Output details
35 - Music, Drama, Dance and Performing Arts
University of Ulster
Making Ghosts from Empty Landscapes
Uilleann pipes, 2 violins, erhu, stereo tape (8’10), premiered by the TiMi Ensemble and Paul Harrigan at La Plantation Arts Centre, Beijing, 28 March 2010. Supported by a Culture Ireland travel award.
“Making Ghosts from Empty Landscapes” grapples with the issues of connecting instrumental practices from Irish and Chinese traditional music within the framework of contemporary music. The project might be best summarised as creating a virtual ‘meta-instrument’ as a unifying structure, one loosely based on the physical structure and musical character of the Irish uilleann pipes. The pipes are generally used in roles which combine the relatively constant accompanying backdrop of the instrumental drones with foregrounded melodic materials highlighting a gestural imperative and gravitational axis (through the effort required to sustain accurately-tuned notes in higher registers). This piece shares a basic structural approach with Roger Doyle’s “Under the Green Time” (1995), which creates a virtual meta-instrument from the combination of uilleann pipe samples (providing melodic/foreground gestural elements) and electromechanical sources (providing background/drone elements).

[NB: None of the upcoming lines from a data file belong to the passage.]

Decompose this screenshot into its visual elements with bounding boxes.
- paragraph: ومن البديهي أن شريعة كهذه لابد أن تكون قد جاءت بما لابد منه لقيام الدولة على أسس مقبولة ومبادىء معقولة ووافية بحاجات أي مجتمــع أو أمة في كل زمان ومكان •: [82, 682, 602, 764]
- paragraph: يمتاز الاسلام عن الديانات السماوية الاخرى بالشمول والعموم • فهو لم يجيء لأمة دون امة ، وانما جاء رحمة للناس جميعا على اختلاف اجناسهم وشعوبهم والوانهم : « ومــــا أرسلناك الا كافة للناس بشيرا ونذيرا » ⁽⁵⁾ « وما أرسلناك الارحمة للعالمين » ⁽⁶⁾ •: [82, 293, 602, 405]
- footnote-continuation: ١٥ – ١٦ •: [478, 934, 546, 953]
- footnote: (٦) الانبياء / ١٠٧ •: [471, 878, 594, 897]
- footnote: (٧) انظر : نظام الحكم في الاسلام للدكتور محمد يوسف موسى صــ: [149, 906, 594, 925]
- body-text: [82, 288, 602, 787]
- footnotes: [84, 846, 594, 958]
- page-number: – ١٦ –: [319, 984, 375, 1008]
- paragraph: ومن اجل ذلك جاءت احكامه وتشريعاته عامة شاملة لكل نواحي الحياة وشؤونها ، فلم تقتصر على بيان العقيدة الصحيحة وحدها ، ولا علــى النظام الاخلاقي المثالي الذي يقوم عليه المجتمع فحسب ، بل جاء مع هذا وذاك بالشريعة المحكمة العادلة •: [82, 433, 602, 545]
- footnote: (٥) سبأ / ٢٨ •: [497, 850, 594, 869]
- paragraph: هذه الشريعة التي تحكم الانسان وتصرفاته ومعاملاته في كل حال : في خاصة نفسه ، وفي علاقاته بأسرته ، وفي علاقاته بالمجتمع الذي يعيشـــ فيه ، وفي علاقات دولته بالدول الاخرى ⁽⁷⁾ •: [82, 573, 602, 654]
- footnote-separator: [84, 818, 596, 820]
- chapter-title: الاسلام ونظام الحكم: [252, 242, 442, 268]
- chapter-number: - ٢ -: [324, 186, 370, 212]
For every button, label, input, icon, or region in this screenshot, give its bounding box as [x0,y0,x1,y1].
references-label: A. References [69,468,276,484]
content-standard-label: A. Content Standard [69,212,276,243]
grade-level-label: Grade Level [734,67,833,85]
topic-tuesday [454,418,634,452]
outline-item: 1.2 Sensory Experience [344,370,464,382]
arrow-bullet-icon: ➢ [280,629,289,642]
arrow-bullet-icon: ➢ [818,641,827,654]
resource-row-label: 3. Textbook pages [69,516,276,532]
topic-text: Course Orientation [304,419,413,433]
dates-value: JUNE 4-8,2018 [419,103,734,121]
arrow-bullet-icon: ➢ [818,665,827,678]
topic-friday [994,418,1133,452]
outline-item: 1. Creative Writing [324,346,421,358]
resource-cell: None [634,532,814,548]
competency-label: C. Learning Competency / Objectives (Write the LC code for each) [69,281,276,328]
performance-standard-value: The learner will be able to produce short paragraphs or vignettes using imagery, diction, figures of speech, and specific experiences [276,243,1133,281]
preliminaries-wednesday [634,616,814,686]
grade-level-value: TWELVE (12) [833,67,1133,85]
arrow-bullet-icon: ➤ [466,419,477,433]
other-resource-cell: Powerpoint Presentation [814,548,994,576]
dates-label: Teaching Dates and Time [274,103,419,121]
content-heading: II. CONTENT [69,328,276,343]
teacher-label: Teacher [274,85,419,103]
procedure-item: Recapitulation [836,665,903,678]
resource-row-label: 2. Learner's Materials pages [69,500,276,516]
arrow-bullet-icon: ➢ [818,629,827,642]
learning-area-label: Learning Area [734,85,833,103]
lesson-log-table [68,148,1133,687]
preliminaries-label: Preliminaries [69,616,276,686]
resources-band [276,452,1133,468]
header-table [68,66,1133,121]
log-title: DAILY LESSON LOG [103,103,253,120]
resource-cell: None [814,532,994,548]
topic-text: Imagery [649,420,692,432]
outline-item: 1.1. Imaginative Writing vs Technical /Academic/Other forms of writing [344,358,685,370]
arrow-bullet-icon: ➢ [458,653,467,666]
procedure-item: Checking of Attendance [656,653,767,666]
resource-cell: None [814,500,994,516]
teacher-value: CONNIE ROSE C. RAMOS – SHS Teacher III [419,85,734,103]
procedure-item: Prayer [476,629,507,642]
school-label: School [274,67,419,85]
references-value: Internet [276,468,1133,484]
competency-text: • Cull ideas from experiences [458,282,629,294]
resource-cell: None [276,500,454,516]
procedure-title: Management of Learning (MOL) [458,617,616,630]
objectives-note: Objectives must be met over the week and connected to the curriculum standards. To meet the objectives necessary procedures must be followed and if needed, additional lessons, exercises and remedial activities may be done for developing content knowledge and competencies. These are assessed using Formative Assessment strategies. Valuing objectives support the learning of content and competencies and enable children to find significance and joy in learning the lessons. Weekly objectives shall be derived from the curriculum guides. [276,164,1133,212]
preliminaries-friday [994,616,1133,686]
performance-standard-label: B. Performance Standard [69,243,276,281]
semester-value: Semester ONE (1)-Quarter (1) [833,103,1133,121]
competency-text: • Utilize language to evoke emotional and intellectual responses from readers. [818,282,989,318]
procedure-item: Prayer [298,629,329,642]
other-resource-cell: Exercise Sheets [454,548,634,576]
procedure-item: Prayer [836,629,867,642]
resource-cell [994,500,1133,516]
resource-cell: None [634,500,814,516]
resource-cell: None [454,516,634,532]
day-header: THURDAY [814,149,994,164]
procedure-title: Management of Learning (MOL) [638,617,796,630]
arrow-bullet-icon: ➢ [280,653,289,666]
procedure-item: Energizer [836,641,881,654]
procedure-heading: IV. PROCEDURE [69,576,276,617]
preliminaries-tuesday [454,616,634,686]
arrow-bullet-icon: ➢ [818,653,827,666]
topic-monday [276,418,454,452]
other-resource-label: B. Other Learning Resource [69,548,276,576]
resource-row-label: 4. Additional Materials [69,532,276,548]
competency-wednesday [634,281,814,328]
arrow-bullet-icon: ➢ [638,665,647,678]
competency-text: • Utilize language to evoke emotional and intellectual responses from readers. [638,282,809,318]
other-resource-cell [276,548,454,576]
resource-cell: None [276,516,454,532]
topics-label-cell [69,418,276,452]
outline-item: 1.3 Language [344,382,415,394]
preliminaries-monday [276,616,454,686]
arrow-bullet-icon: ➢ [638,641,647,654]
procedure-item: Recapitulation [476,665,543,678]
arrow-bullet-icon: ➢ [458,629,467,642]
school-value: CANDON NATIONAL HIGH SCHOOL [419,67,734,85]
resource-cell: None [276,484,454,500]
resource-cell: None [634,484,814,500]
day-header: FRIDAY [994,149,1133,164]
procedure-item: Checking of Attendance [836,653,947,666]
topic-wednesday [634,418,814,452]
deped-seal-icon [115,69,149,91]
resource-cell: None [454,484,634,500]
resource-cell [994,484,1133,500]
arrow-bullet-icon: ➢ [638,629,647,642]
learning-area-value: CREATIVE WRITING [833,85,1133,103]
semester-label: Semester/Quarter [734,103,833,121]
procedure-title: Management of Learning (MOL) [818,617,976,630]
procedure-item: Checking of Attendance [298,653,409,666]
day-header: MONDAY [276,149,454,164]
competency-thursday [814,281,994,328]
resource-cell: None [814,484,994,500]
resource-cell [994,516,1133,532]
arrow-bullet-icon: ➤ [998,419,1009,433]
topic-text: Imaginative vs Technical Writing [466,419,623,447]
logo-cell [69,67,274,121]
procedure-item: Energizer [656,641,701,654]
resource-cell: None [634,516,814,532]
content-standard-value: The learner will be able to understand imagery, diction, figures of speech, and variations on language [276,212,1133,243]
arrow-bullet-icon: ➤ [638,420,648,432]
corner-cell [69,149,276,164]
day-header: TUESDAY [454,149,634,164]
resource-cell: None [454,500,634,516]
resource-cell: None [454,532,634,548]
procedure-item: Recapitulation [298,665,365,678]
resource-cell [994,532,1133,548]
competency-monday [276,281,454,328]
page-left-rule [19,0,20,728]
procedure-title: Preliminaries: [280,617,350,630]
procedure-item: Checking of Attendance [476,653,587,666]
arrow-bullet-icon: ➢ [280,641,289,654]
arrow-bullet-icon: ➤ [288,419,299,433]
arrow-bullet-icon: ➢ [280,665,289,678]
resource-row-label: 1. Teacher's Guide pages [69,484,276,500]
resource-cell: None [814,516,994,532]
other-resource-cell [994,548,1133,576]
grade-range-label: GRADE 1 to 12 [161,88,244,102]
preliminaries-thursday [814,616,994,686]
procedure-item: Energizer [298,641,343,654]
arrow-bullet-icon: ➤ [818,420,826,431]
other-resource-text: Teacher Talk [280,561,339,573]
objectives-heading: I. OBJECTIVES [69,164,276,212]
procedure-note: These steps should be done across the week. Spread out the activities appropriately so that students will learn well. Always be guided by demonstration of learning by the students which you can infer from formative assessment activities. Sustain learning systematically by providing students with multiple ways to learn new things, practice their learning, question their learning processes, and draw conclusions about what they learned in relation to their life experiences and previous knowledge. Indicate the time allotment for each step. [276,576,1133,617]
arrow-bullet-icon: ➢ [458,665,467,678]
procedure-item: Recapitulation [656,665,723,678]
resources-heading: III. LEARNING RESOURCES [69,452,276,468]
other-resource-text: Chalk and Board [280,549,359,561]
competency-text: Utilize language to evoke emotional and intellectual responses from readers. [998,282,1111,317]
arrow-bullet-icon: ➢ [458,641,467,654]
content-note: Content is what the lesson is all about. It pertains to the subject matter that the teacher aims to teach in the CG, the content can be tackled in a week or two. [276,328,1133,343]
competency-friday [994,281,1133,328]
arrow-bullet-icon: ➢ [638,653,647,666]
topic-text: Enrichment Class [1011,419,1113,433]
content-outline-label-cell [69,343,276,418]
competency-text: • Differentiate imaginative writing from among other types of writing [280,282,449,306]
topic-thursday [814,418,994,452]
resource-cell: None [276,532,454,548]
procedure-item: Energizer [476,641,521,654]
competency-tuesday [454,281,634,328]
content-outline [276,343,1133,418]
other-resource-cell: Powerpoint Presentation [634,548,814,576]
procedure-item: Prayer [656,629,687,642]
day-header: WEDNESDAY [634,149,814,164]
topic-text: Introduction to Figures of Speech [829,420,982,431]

However, the present piece focuses more extensively on the melodic/harmonic and textural/perceptual implications of such a broad organisation of materials. Its instrumental sources are spectrally processed into more extended electronic drones (using Michael Klingbeil’s SPEAR software), some featuring microtonal tuning effects. These tuning effects give rise to perceptual decomposition (see Bregman’s account of perceptual grouping and segregation principles, “Auditory Scene Analysis”, 1990). This finds a parallel in the mind’s inclination, when confronted with an empty landscape or static scene, to search for anything which indicates activity, sometimes accidentally producing perceptual phantoms (perceptual ‘false positives’) in the process; this was the piece’s original conceptual inspiration. The result is that the drones provide a fertile background soundscape from which the musicians ‘sculpt’ animate gestures, creating or evoking the ‘ghosts’ in the landscape.